WazirX was the first Indian crypto exchange to officially announce that it is working on a decentralised exchange. Polygon (formerly Matic Network) — an Indian business that has developed a Layer 2 Ethereum scaling solution – aims to commercialise it. Customers should not be forced to trade just on decentralised exchanges or centralised systems, according to Nischal.

Observance of the law

Although the model for creating a DEX is simple and has been done before, local and federal governments continue to scrutinise it. There could potentially be further legal concerns with existing investors under Indian or Singaporean law, according to Tanvi Ratna, Founder & CEO of independent research and strategic advice group Policy 4.0. However, even if specific founders are targeted, DEXs may continue to operate.

With their DEX plans, leading Indian crypto exchanges hope to stay on the right side of the law. In India, no government can regulate or censor a DEX, and exchanges are not trying to go around the legislation. According to Ashish Singhal, Founder & CEO of CoinSwitch Kuber, the rule is in place to safeguard everyone while also fostering a collaborative environment.

Is it possible to create a hybrid model?

A hybrid centralised/decentralised strategy, according to Ashish Agrawal, could be the way forward.

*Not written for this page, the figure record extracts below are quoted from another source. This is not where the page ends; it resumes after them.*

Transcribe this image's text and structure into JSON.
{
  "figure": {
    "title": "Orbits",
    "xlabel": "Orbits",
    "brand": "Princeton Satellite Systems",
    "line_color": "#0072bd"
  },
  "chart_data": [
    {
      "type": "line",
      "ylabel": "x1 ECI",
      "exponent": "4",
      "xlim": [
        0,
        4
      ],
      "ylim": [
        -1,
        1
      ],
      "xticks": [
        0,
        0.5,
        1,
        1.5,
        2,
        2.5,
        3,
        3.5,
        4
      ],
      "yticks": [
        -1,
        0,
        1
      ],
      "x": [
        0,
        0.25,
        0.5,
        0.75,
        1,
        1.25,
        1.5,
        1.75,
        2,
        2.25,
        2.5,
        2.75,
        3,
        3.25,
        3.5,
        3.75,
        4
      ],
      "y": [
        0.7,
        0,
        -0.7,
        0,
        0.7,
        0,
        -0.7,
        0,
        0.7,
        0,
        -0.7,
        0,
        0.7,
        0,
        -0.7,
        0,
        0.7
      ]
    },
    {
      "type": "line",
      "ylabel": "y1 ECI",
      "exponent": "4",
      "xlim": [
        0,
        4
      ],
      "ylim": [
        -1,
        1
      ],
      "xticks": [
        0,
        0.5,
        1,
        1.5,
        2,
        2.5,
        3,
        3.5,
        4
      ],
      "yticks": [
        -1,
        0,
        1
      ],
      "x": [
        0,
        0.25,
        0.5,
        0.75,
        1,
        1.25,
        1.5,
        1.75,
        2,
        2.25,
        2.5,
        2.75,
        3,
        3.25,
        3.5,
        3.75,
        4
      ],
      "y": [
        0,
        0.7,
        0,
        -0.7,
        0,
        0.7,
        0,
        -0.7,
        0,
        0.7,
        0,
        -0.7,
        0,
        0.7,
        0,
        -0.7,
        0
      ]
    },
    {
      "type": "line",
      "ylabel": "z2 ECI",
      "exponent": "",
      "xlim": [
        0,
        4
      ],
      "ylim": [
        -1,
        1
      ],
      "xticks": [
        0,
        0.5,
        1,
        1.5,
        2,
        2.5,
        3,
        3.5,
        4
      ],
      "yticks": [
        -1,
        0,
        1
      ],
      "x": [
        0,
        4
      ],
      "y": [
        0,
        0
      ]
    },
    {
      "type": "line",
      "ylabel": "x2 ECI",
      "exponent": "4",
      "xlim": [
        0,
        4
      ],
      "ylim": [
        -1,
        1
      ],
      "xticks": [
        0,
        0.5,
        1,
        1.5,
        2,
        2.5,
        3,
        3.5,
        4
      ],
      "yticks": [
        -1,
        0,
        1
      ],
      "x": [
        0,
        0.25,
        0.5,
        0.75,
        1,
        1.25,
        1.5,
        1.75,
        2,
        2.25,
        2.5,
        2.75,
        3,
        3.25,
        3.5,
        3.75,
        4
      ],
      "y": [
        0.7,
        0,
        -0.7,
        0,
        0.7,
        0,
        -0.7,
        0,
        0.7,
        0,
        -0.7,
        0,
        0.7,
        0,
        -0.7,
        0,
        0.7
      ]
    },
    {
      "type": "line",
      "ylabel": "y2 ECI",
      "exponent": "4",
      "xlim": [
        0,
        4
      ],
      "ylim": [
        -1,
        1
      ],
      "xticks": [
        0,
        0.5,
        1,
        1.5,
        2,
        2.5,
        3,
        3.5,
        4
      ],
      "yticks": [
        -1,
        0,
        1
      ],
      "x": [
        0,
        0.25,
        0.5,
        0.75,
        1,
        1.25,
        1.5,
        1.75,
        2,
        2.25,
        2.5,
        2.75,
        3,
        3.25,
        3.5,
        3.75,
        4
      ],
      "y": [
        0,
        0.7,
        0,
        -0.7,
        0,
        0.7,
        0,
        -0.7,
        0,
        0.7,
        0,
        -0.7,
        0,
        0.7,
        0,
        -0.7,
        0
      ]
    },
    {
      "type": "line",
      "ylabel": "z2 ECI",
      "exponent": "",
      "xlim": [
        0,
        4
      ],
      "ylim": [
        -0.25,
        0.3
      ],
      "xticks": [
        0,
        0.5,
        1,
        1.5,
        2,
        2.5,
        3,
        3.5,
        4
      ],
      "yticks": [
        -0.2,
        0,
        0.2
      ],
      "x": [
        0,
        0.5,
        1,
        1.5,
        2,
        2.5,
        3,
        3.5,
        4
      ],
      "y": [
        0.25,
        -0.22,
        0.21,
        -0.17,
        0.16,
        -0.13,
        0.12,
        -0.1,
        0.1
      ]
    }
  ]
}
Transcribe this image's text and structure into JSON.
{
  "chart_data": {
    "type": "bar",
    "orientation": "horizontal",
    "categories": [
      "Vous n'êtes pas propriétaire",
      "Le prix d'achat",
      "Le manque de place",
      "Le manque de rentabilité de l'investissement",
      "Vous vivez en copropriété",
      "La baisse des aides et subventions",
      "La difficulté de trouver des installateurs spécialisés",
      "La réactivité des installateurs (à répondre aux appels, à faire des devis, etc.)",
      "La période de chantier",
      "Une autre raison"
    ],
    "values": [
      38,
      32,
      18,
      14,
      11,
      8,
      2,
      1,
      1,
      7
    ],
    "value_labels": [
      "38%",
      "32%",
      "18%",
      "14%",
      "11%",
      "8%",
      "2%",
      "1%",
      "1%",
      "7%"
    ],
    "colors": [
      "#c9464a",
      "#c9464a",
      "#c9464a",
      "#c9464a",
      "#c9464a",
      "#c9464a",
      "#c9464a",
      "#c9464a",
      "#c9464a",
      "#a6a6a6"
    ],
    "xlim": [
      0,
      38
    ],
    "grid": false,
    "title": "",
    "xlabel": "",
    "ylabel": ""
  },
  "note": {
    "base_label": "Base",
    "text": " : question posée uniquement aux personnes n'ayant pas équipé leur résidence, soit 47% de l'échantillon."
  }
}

Centralised exchanges, according to him, might be more controlled, dependable, and user-friendly. They assist in balancing the demand-supply ratio and allowing users to exchange currency without relying on third-parties.

CoinSwitch Kuber is focusing on liquidity aggregation solutions, which might be a crucial component if it decides to construct a DEX. Users interact with a centralised frontend system, but the backend is decentralised, according to the CoinSwitch CEO.